Danielle Smith's cabinet: New doors and handles, but Jason Kenney's frame
New premier kept key ministers who enacted policies she deplored. Let's explore why
In the run-up to her cabinet announcement, Alberta Premier Danielle Smith was fond of citing what former Reform Party leader Preston Manning said about cabinet making, even though he never actually won power to select a cabinet himself.
Smith's borrowed wisdom goes like this: You have to make a cabinet with the wood you're given. She would extend the metaphor: "And we've got some pretty good wood."
Sure, she had the same bits of lumber that Jason Kenney had to deal with beforehand. But given how much she criticized her predecessor and his team's decisions, it wasn't expected that she'd keep so many key components of Kenney's woodworking in place.
Scanning the faces of Smith's cabinet, two things are immediately clear.
First, with only four women among the 26 ministers joining Smith, it's the most gender-imbalanced cabinet in a long time, since then-premier Ed Stelmach picked only two women back in 2006.
Also, the faces look very familiar.
For the (arguably) five most influential and big-budget portfolios, Smith kept Kenney's picks intact: Travis Toews returns to Finance, Tyler Shandro stays in Justice, Jason Copping in Health, Adriana LaGrange in Education and Demetrios Nicolaides in Advanced Education. (In another of the big ministries, Sonya Savage leaves Energy to rookie Peter Guthrie, but lands in the heavily-overlapping Environment file.)
Bitter folks both outside and inside the United Conservative fold will recognize two of those faces (Toews and Shandro) from the infamous Sky Palace patio whisky-and-wine gathering, that iconic image of the haughty attitudes that ultimately sank Kenney's fortunes. Some change this is, those people might fume.
These are the Kenney ministers who did so many things Smith has deplored. They enacted the COVID vaccine mandates and business restrictions, closed schools during the pandemic, slow-walked the fair deal panel's recommended reforms on provincial police and pension, and did nothing after that referendum to do — um, something or other — with equalization.
Smith will now ask Copping to dynamite an Alberta Health Services board that contains a couple of members he appointed (including the chair), and task Shandro to help enact a Sovereignty Act he'd shown no favour toward during the leadership campaign.
These ministers have spent their entire political careers with their watches set to Kenney Standard Time. Can they adjust so quickly and nimbly to the Smith Zone?
Stability you can believe in
Smith, in explaining her changes and non-changes in one interview Friday, said that she wanted to offer some stability amid all the change she wants to implement.
And there are some inherent advantages to a novice premier keeping the past regime's veterans in place — they retain institutional knowledge and bring ample understanding and context to their portfolios, while the premier is still trying to learn the ropes, absorb the briefing binders and get introduced to key figures and officials.
But this also stands to create problems for Smith — an authority imbalance.
The chief executive has far less of a handle on the portfolios than her vice-presidents. She has all manner of big ideas for reform, and her key ministers have spent years doing things a different way, and will understand the reasons they didn't do things Smith's way. (And the answer may not always be "because Kenney said so.")
These returning ministers may apply brakes to Smith's proposals, or wrestle in modifications that dilute her vision. Or they'll try to. The potential for friction is massive.
The revolution that wasn't (yet)
Then there's the friction Smith's hardcore base may bring. For them, there were no greater sins than those of the COVID rule-makers from Kenney's inner circle, like Shandro, Copping and Toews (even if the once and future finance minister signalled he'd pushed back privately). Now they're in Smith's inner circle.
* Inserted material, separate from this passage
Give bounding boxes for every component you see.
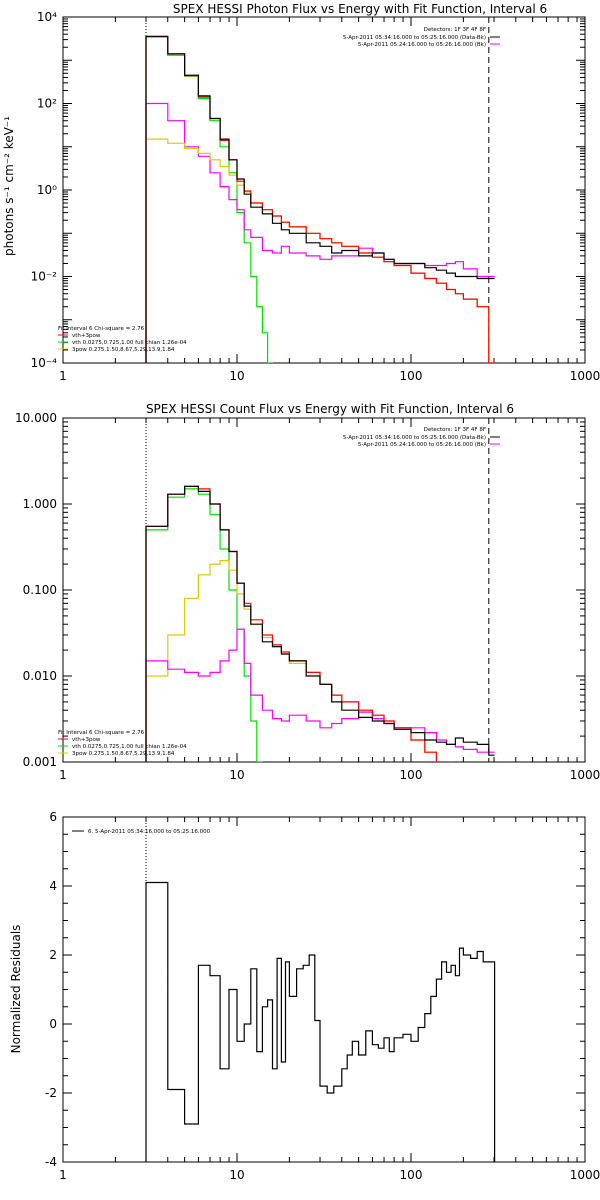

The more revolutionary-minded Smith fans were already miffed at her for apologizing for what she confessed were "ill-informed" views on Ukraine and damaging words about which groups are more discriminated against than others. This frustration may emerge at this weekend's UCP convention.
If the "Kenney 2.0" cries were coming out then, how loud are they when much of her cabinet is a modest upgrade?
She's certainly made her own marks on the team that will be sworn in Monday, naming two deputy premiers with modest portfolios, bringing in a handful of newcomers who endorsed her or were leadership rivals, and sending eight members to the backbenches. However, that's actually fewer demotions than past new premiers Alison Redford, Jim Prentice or Ed Stelmach made.
That may have been practical to quell internal dissent, for someone who's made caucus relations a priority over any public policy action in her first 11 days as premier. But it means she's put the lightest personal stamp on her cabinet than any of her recent predecessors.
Smith will have an opportunity to make the government her own when she finally gets down to the business of governing in coming weeks. But if those moves aren't quite what the premier had promised, maybe it will be because her ministers knew better.